According to a recent study entitled, “Adiposity and influenza associated respiratory mortality: a cohort study,“ from The University of Hong Kong, obesity worsens the effect of seasonal influenza on respiratory mortality. Data from the study recently published in the journal Clinical Infectious Diseases revealed that older, obese people should be given priority in influenza vaccination.
“Obesity is a worldwide public health issue associated with chronic diseases,” the researchers explained. “The burden of influenza mortality attributable to obesity may be even larger in other countries with a higher prevalence of obesity than Hong Kong. Based on evidence of a relation between obesity and 2009 pandemic influenza, influenza vaccine priority has to be given to people with severe obesity (BMI ≥ 30) in many places including Hong Kong.” However, the association between obesity and seasonal influenza is still poorly understood.

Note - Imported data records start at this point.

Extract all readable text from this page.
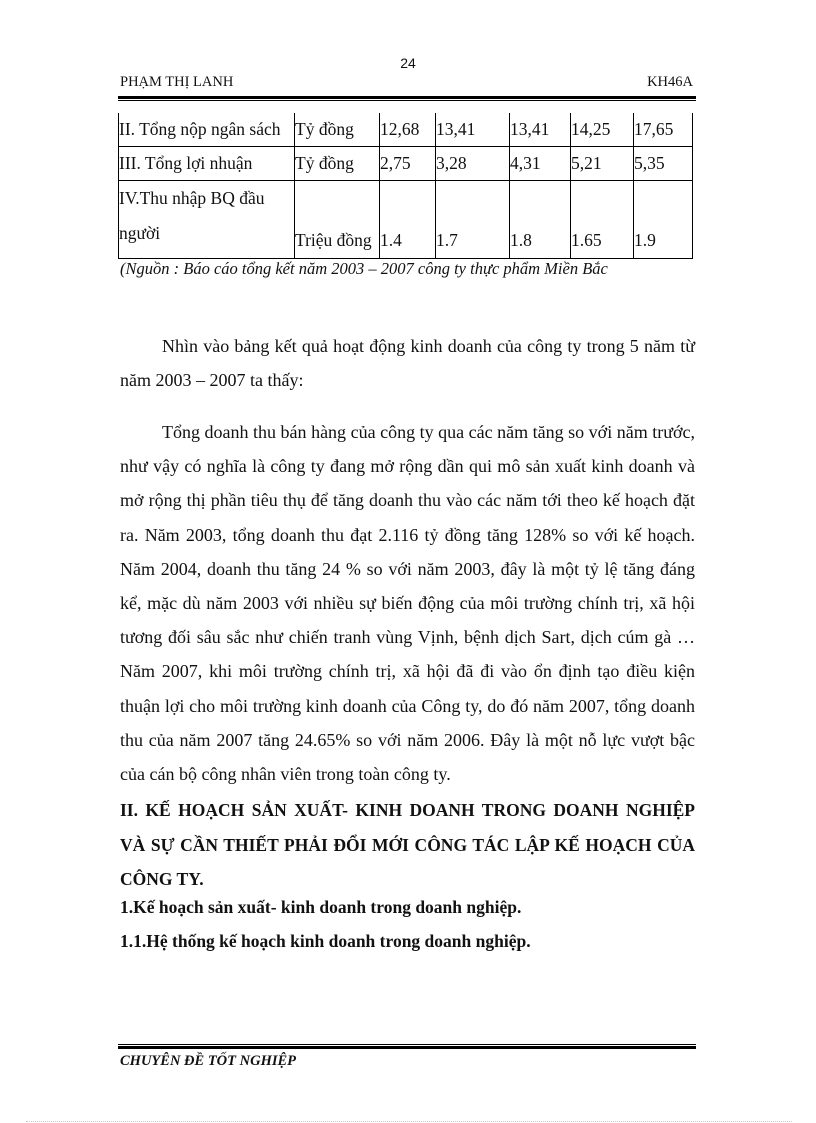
24
PHẠM THỊ LANH	KH46A
II. Tổng nộp ngân sách	Tỷ đồng	12,68	13,41	13,41	14,25	17,65
III. Tổng lợi nhuận	Tỷ đồng	2,75	3,28	4,31	5,21	5,35
IV.Thu nhập BQ đầu người	Triệu đồng	1.4	1.7	1.8	1.65	1.9
(Nguồn : Báo cáo tổng kết năm 2003 – 2007 công ty thực phẩm Miền Bắc

Nhìn vào bảng kết quả hoạt động kinh doanh của công ty trong 5 năm từ năm 2003 – 2007 ta thấy:

Tổng doanh thu bán hàng của công ty qua các năm tăng so với năm trước, như vậy có nghĩa là công ty đang mở rộng dần qui mô sản xuất kinh doanh và mở rộng thị phần tiêu thụ để tăng doanh thu vào các năm tới theo kế hoạch đặt ra. Năm 2003, tổng doanh thu đạt 2.116 tỷ đồng tăng 128% so với kế hoạch. Năm 2004, doanh thu tăng 24 % so với năm 2003, đây là một tỷ lệ tăng đáng kể, mặc dù năm 2003 với nhiều sự biến động của môi trường chính trị, xã hội tương đối sâu sắc như chiến tranh vùng Vịnh, bệnh dịch Sart, dịch cúm gà … Năm 2007, khi môi trường chính trị, xã hội đã đi vào ổn định tạo điều kiện thuận lợi cho môi trường kinh doanh của Công ty, do đó năm 2007, tổng doanh thu của năm 2007 tăng 24.65% so với năm 2006. Đây là một nỗ lực vượt bậc của cán bộ công nhân viên trong toàn công ty.

II. KẾ HOẠCH SẢN XUẤT- KINH DOANH TRONG DOANH NGHIỆP VÀ SỰ CẦN THIẾT PHẢI ĐỔI MỚI CÔNG TÁC LẬP KẾ HOẠCH CỦA CÔNG TY.
1.Kế hoạch sản xuất- kinh doanh trong doanh nghiệp.
1.1.Hệ thống kế hoạch kinh doanh trong doanh nghiệp.
CHUYÊN ĐỀ TỐT NGHIỆP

To further understand this association, Dr. Benjamin Cowling from the School of Public Health and his colleagues used data retrieved from a population-based cohort with a total of 66,820 participants older than 65 years, from 1998 to 2012. The researchers assessed the impact of influenza on rates of respiratory mortality, while adjusting for comorbidities, weather-related factors and other respiratory viruses. The researchers then examined if the association between influenza a respiratory mortality varied with obesity. Additionally, the researchers investigated the effect of influenza on deaths from external causes.
For the final analysis, 65,841 participants were included, with an average follow-up period of 10.5 years. By the 30th May 2012, 19,389 (29%) deaths had occurred, of which 3,974 (6%) were respiratory deaths. Data analysis revealed that respiratory mortality was higher during seasonal influenza compared to non-influenza season. Furthermore, the results showed that the effect of seasonal influenza was 19% greater among obese individuals than in a control group of individuals with normal weight.
“Appropriate protection against influenza should be considered for obese people with BMI [25 or higher],” the researchers wrote in the study. “However obesity-related immune dysfunction causes decreased response to influenza vaccine in obese people. On the other hand, effective public health interventions including changes in diet and physical activity to reduce the increasing prevalence of obesity all over the world would provide the potential health benefits to reduce disease burden of both seasonal and pandemic influenza.”